Ovarian cancer is among the deadliest cancers for women, primarily due to its late diagnosis. Fortunately, advancements in genetic testing provide valuable insights into individual risks, offering a proactive approach to cancer management. BRCA gene testing is a critical tool in assessing the risk of developing breast or ovarian cancer.
What are BRCA genes?
BRCA1 and BRCA2 are genes responsible for production of proteins that repair damaged DNA, ensuring the stability of the cell’s genetic material. When a mutation is introduced to either of these genes, the DNA repair mechanism is compromised, increasing the risk of cellular abnormalities that can lead to tumor formation and result in cancer.
BRCA gene testing is a type of genetic screening that assesses the DNA for mutations in the BRCA1 and BRCA2 genes. It is usually performed through a blood sample, but can also be conducted using saliva or cheek swabs. The sample is then analyzed in a laboratory to identify any genetic mutations.
Who is BRCA testing for?
BRCA testing is primarily advised for individuals with a strong family history of breast or ovarian cancer, particularly if the cancers occurred at a young age. Here are some criteria that might prompt a BRCA gene test:
– Multiple family members with breast or ovarian cancer.
– A family member with both breast and ovarian cancer.
– Any male relative diagnosed with breast cancer.
– Eastern European (Ashkenazi) Jewish heritage, coupled with a strong family history of these cancers.
– A known BRCA1 or BRCA2 mutation in the family.
Testing Process
A medical professional collects a sample of blood, saliva, or cheek swab. The sample is sent to a laboratory specializing in genetic diagnostics. The DNA is extracted from the sample and analyzed using one of several techniques to identify any mutations in the BRCA genes.
Interpreting Results
The results of a BRCA test can come back as positive, negative, or uncertain:
Positive Test
A mutation is found, indicating an increased risk of developing breast and ovarian cancers. This does not mean cancer is inevitable, but it does significantly raise the risk compared to the general population.
Negative Test
No BRCA mutation is detected. This result does not eliminate the risk of developing cancer but indicates a typical risk level.

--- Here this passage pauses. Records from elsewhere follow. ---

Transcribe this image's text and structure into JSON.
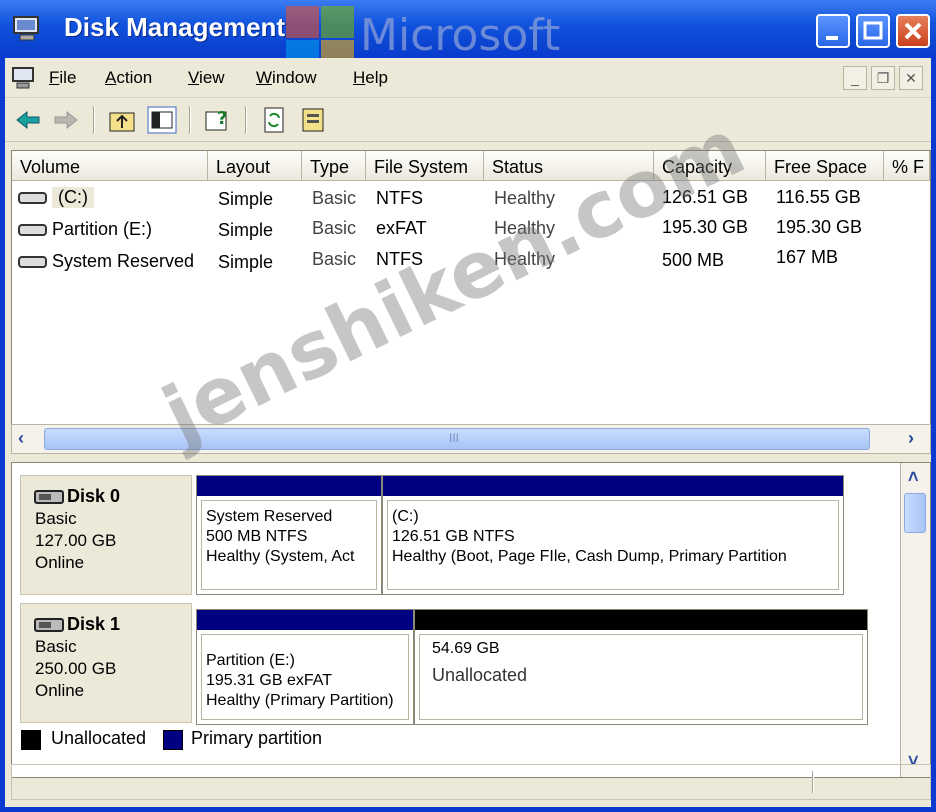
{
  "window": {
    "title": "Disk Management",
    "overlay_text": "Microsoft"
  },
  "menu": {
    "items": [
      "File",
      "Action",
      "View",
      "Window",
      "Help"
    ],
    "mdi_buttons": [
      "_",
      "❐",
      "✕"
    ]
  },
  "toolbar": {
    "icons": [
      "back-arrow-icon",
      "forward-arrow-icon",
      "up-folder-icon",
      "show-hide-tree-icon",
      "help-icon",
      "refresh-icon",
      "properties-icon"
    ]
  },
  "volume_list": {
    "columns": [
      "Volume",
      "Layout",
      "Type",
      "File System",
      "Status",
      "Capacity",
      "Free Space",
      "% F"
    ],
    "rows": [
      {
        "volume": "(C:)",
        "layout": "Simple",
        "type": "Basic",
        "fs": "NTFS",
        "status": "Healthy",
        "capacity": "126.51 GB",
        "free": "116.55 GB"
      },
      {
        "volume": "Partition (E:)",
        "layout": "Simple",
        "type": "Basic",
        "fs": "exFAT",
        "status": "Healthy",
        "capacity": "195.30 GB",
        "free": "195.30 GB"
      },
      {
        "volume": "System Reserved",
        "layout": "Simple",
        "type": "Basic",
        "fs": "NTFS",
        "status": "Healthy",
        "capacity": "500 MB",
        "free": "167 MB"
      }
    ]
  },
  "disks": [
    {
      "name": "Disk 0",
      "type": "Basic",
      "size": "127.00 GB",
      "state": "Online",
      "partitions": [
        {
          "lines": [
            "System Reserved",
            "500 MB NTFS",
            "Healthy (System, Act"
          ],
          "bar_color": "#000080"
        },
        {
          "lines": [
            "(C:)",
            "126.51 GB NTFS",
            "Healthy (Boot, Page FIle, Cash Dump, Primary Partition"
          ],
          "bar_color": "#000080"
        }
      ]
    },
    {
      "name": "Disk 1",
      "type": "Basic",
      "size": "250.00 GB",
      "state": "Online",
      "partitions": [
        {
          "lines": [
            "Partition (E:)",
            "195.31 GB exFAT",
            "Healthy (Primary Partition)"
          ],
          "bar_color": "#000080"
        },
        {
          "lines": [
            "",
            "54.69 GB",
            "Unallocated"
          ],
          "bar_color": "#000000"
        }
      ]
    }
  ],
  "legend": {
    "items": [
      {
        "label": "Unallocated",
        "color": "#000000"
      },
      {
        "label": "Primary partition",
        "color": "#000080"
      }
    ]
  },
  "watermark": "jenshiken.com",
  "scroll": {
    "h_thumb_label": "III"
  }
}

Variant of Uncertain Significance (VUS)
Occasionally, the test may find a change in the DNA that has not been previously associated with cancer. This result may be reclassified in the future as more information becomes available.
Reasons For BRCA Testing
Knowing your BRCA status can be empowering. For those with a positive result, several proactive measures can reduce cancer risk.
Most importantly, being aware of this genetic predisposition encourages patients to get mammograms and MRI scans regularly so that they detect cancer as early as possible and when it is most treatable. This increased surveillance is very often a legitimate life saver. There are also preventative medications, such as tamoxifen, that can be prescribed to high-risk individuals. In some cases, patients even choose to have preventative surgeries, such as mastectomy or oophorectomy (removal of ovaries), to significantly reduce the risk of developing cancer.
On the other hand, a negative test result can provide peace of mind, reducing the need for frequent screenings and the anxiety associated with high cancer risk.
BRCA gene testing is a powerful tool in the management of cancer risk. Understanding one’s genetic status can lead to informed decisions regarding preventive measures and treatment options. With the guidance of healthcare professionals, individuals can use the insights gained from BRCA testing to take proactive steps towards health management and cancer prevention.